As the April 15 tax deadline approaches, many Americans are beginning to worry about dealing with the Internal Revenue Service.
For officers of Prospect Foundation, the eating clubs' primary fund-raising organization, their IRS worries may finally be over.
According to Prospect Foundation chief legal counsel Robert Haines '61, an IRS audit that threatened to end the foundation's tax-exempt status is in the final stages of being resolved.
Prospect Foundation, which is currently affiliated with all eating clubs except Charter Club and Tiger Inn, was founded in 1959 to facilitate tax-deductible donations from alumni to the eating clubs, said foundation treasurer Gordon Harrison '68. The organization distributes approximately $20,000 to $30,000 to each club every year, he said.
According to Haines, the IRS has agreed not to revoke the foundation's tax-exempt status as a 501(c3) charity on the condition that eating clubs follow stricter guidelines on how funds from Prospect Foundation are spent.
"Any expenditures made must have at least a 50 percent educational component," Haines explained. "(The clubs) are not going to be able to spend the money on refurbishing taprooms," he added.
Haines said the final documents relating to the agreement with the IRS arrived in his office last Thursday. "The deal has been set, I just have to get it approved by the foundation board," he said. Under the agreement, the foundation only has to change its procedures. No fines or penalties will be assessed.
According to Haines, the audit began over the issue of "unrelated business taxable income" after the University was audited in 1991. "The IRS woman (Mary Ellen Aveginis) took a pretty harsh position," Haines explained. "She wanted a retroactive revocation of our tax-exempt status."
In that event, the foundation would have been required to perform a "tax assessment" to determine the amount it owed in back taxes, Haines said.
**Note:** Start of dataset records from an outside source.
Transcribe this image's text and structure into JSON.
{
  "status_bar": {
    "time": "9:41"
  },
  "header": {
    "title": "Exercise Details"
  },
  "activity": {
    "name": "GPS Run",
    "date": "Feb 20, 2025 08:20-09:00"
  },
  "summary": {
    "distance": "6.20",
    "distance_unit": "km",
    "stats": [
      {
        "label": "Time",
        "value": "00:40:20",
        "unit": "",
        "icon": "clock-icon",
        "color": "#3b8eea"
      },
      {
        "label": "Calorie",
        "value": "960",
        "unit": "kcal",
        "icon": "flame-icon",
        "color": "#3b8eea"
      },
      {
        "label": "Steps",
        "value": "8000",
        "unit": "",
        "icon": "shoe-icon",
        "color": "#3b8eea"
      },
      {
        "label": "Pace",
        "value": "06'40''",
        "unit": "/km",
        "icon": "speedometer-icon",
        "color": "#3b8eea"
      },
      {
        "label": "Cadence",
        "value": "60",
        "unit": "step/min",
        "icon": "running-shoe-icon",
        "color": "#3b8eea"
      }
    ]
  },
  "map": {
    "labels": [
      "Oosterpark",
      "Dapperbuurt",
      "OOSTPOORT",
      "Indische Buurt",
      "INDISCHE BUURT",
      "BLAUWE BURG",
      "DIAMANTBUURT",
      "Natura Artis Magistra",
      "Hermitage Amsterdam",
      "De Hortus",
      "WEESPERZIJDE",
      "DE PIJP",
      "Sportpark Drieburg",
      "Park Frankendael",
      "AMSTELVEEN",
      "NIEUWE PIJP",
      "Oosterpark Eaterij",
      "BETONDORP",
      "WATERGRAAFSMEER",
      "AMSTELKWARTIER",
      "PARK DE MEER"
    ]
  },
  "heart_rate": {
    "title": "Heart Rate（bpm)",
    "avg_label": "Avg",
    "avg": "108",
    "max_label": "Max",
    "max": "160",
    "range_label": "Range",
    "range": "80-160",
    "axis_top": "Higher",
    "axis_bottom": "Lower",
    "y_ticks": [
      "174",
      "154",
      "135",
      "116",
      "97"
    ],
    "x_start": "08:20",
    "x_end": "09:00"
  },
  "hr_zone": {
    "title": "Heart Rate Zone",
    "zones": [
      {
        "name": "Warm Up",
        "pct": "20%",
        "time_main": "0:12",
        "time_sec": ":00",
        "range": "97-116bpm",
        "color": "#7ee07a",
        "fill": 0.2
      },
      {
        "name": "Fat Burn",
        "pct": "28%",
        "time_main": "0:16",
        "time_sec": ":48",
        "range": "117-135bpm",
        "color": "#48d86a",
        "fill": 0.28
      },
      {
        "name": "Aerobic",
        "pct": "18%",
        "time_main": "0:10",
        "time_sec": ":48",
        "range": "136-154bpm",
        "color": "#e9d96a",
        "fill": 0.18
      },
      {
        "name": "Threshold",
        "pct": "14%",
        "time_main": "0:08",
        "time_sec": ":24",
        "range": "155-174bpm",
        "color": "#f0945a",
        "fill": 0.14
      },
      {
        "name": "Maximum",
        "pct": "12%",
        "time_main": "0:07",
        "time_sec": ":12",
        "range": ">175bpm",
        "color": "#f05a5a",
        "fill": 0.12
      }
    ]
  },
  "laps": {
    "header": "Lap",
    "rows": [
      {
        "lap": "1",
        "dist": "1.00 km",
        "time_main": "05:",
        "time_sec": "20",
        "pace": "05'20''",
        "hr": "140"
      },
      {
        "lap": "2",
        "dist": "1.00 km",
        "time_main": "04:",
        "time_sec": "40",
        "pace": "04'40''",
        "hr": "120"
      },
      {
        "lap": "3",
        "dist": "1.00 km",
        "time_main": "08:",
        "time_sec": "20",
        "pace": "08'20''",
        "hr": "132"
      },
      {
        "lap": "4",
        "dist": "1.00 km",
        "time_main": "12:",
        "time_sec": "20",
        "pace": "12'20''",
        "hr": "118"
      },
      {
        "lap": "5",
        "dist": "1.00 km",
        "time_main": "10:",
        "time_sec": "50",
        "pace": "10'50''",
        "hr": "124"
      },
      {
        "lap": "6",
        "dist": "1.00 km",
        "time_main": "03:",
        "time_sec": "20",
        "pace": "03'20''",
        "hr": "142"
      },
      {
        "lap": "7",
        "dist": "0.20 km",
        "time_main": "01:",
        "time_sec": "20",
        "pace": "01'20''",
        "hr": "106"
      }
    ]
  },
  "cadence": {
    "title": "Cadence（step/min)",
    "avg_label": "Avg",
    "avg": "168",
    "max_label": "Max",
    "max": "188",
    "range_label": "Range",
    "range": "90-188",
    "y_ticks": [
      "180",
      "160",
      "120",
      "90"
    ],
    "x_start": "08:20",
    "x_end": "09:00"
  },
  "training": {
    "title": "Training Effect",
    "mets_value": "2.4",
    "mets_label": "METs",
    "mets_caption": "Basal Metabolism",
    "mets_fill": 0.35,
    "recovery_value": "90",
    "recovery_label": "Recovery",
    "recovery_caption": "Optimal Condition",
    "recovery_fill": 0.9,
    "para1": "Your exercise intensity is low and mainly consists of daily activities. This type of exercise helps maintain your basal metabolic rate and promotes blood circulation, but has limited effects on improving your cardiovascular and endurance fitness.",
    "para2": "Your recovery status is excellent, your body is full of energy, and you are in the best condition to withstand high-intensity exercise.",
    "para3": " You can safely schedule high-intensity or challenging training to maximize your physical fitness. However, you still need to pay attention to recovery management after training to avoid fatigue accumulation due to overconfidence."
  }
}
After Haines filed a protest, the case appeared before the appeals division of the IRS and reviewed by Aveginis.
"One of the arguments she used was that the foundation did not have a provision for an alternate beneficiary of funds if Princeton University were to go out of business," Haines explained.
The trustees of a charity like the Prospect Foundation are required to deliver any assets to another charity if the organization becomes insolvent, Haines said.
"I told her, 'Ms. Aveginis, Princeton University has been in business for 200 years,'" he said.
According to Haines, Prospect Foundation could not continue to function except as a tax-exempt charity. "As a practical matter, it would have gone out of business," he said.
"They just wouldn't have gotten any contributions."